In a surprise announcement on Monday, Seddik al-Sour, a spokesman for the state prosecutor’s office, said 30 former Libyan officials including Gaddafi’s sons, Saif al-Islam and Saadi, are slated to go on trial from April 14.
Libya’s ex-spy chief Abdullah Senussi as well as former premiers Baghdadi al-Mahmudi and Bouzid Dorda are also among the Gaddafi-era officials who are to stand trial next month.
According to the Libyan official, the date for the trial was set at a Monday hearing session which was “open to the public.”
The charges against Gaddafi’s sons and other former officials include murder, complicity in incitement to rape and kidnappings, embezzlement of public funds and acts harmful to national unity.

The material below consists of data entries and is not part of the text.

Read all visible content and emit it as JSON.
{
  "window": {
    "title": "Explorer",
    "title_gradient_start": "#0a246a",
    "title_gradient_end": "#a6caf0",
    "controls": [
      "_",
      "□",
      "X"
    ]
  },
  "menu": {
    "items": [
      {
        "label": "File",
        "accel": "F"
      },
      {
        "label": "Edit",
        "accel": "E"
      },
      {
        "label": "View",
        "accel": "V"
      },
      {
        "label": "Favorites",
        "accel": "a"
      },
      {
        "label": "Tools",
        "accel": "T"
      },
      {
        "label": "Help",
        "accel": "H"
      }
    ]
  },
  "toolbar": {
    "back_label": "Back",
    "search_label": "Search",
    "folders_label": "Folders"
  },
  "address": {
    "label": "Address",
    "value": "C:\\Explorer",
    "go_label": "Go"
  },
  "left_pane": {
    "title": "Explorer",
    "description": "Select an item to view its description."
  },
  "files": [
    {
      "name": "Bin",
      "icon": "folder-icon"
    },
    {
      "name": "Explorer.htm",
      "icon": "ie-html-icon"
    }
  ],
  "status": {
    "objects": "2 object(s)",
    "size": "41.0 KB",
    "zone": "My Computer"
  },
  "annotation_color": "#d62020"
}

Libyans rose up against Muammar Gaddafi’s four-decade rule in February 2011 and deposed him in August 2011. He was slain on October 20 of the same year.
Saif al-Islam, who served as Gaddafi’s de facto prime minister, has been in the custody of a local militia in the western mountain city of Zintan where the writ of the central government runs weakly. Sour said he could stand trial via video conference from his detention cell in Zintan.
The 40-year-old was captured in November 2011 while trying to flee the country.
In July, the International Criminal Court (ICC) ruled that Libya had to extradite Saif al-Islam to The Hague in order to face charges of crimes against humanity, stressing that Libya could not give Gaddafi’s son a fair trial.